This work addresses the substantial storage and serving overhead incurred by fine-tuning large language models with massive numbers of LoRA adapters by introducing the MindLab Toolkit (MinT), a hosting framework that shares a common base model while transmitting only lightweight LoRA adapters and managing their full lifecycle uniformly. Key innovations include support for catalogs of up to one million LoRA strategies, adapter compression to less than 1% of the base model size, decoupling of persistent storage from computational address spaces, and integration of tensor parallelism, GRPO-based concurrent multi-strategy training, batched MoE-LoRA loading, and cold-start-aware scheduling. Experiments demonstrate an 18.3× inference speedup on a 4B dense model and a 2.85× speedup on a 30B MoE model; a single engine can traverse 100,000 strategies, clusters support over a thousand concurrent requests, and MoE loading efficiency improves by 8.5–8.7×.
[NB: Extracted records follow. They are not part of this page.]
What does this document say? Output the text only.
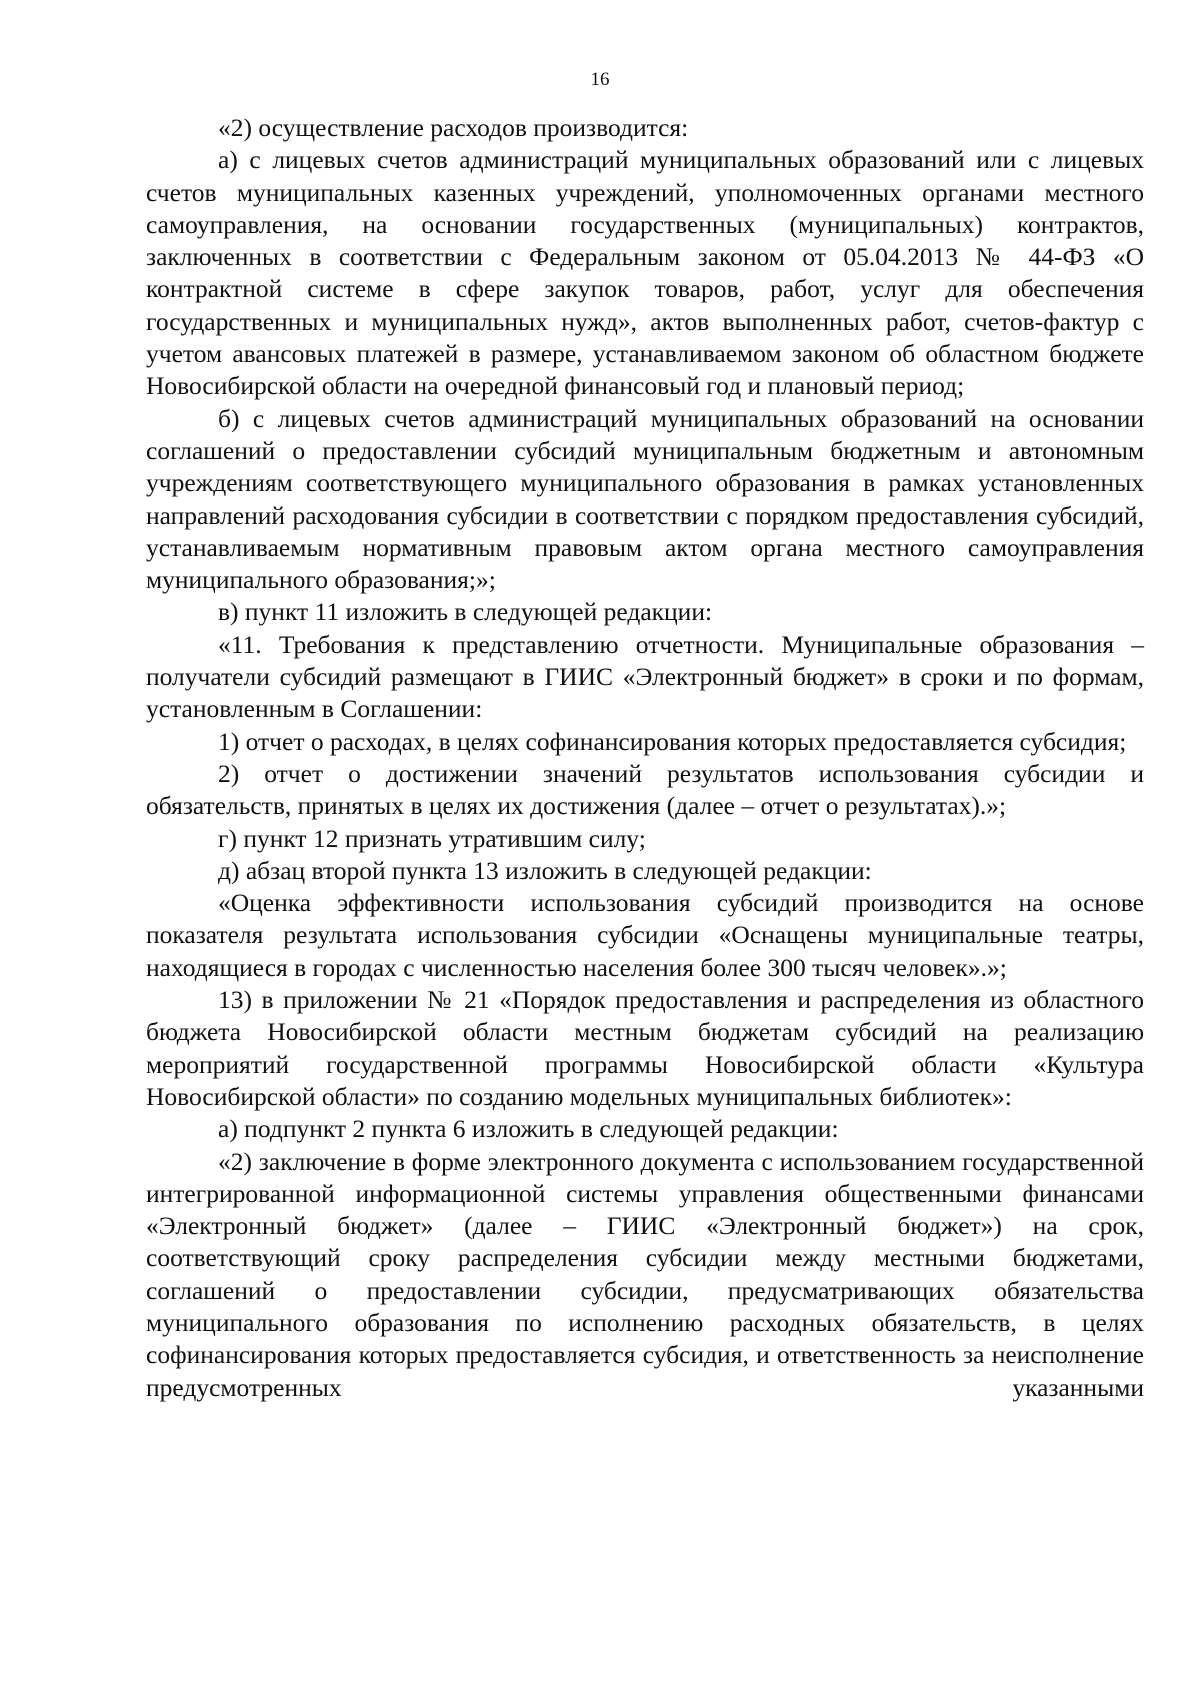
16

«2) осуществление расходов производится:

а) с лицевых счетов администраций муниципальных образований или с лицевых счетов муниципальных казенных учреждений, уполномоченных органами местного самоуправления, на основании государственных (муниципальных) контрактов, заключенных в соответствии с Федеральным законом от 05.04.2013 № 44-ФЗ «О контрактной системе в сфере закупок товаров, работ, услуг для обеспечения государственных и муниципальных нужд», актов выполненных работ, счетов-фактур с учетом авансовых платежей в размере, устанавливаемом законом об областном бюджете Новосибирской области на очередной финансовый год и плановый период;

б) с лицевых счетов администраций муниципальных образований на основании соглашений о предоставлении субсидий муниципальным бюджетным и автономным учреждениям соответствующего муниципального образования в рамках установленных направлений расходования субсидии в соответствии с порядком предоставления субсидий, устанавливаемым нормативным правовым актом органа местного самоуправления муниципального образования;»;

в) пункт 11 изложить в следующей редакции:

«11. Требования к представлению отчетности. Муниципальные образования – получатели субсидий размещают в ГИИС «Электронный бюджет» в сроки и по формам, установленным в Соглашении:

1) отчет о расходах, в целях софинансирования которых предоставляется субсидия;

2) отчет о достижении значений результатов использования субсидии и обязательств, принятых в целях их достижения (далее – отчет о результатах).»;

г) пункт 12 признать утратившим силу;

д) абзац второй пункта 13 изложить в следующей редакции:

«Оценка эффективности использования субсидий производится на основе показателя результата использования субсидии «Оснащены муниципальные театры, находящиеся в городах с численностью населения более 300 тысяч человек».»;

13) в приложении № 21 «Порядок предоставления и распределения из областного бюджета Новосибирской области местным бюджетам субсидий на реализацию мероприятий государственной программы Новосибирской области «Культура Новосибирской области» по созданию модельных муниципальных библиотек»:

а) подпункт 2 пункта 6 изложить в следующей редакции:

«2) заключение в форме электронного документа с использованием государственной интегрированной информационной системы управления общественными финансами «Электронный бюджет» (далее – ГИИС «Электронный бюджет») на срок, соответствующий сроку распределения субсидии между местными бюджетами, соглашений о предоставлении субсидии, предусматривающих обязательства муниципального образования по исполнению расходных обязательств, в целях софинансирования которых предоставляется субсидия, и ответственность за неисполнение предусмотренных указанными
We present MindLab Toolkit (MinT), a managed infrastructure system for Low-Rank Adaptation (LoRA) post-training and online serving. MinT targets a setting where many trained policies are produced over a small number of expensive base-model deployments. Instead of materializing each policy as a merged full checkpoint, MinT keeps the base model resident and moves exported LoRA adapter revisions through rollout, update, export, evaluation, serving, and rollback, hiding distributed training, serving, scheduling, and data movement behind a service interface. MinT scales this path along three axes. Scale Up extends LoRA RL to frontier-scale dense and MoE architectures, including MLA and DSA attention paths, with training and serving validated beyond 1T total parameters. Scale Down moves only the exported LoRA adapter, which can be under 1% of base-model size in rank-1 settings; adapter-only handoff reduces the measured step by 18.3x on a 4B dense model and 2.85x on a 30B MoE, while concurrent multi-policy GRPO shortens wall time by 1.77x and 1.45x without raising peak memory. Scale Out separates durable policy addressability from CPU/GPU working sets: a tensor-parallel deployment supports 10^6-scale addressable catalogs (measured single-engine sweeps through 100K) and thousand-adapter active waves at cluster scale, with cold loading treated as scheduled service work and packed MoE LoRA tensors improving live engine loading by 8.5-8.7x. MinT thus manages million-scale LoRA policy catalogs while training and serving selected adapter revisions over shared 1T-class base models.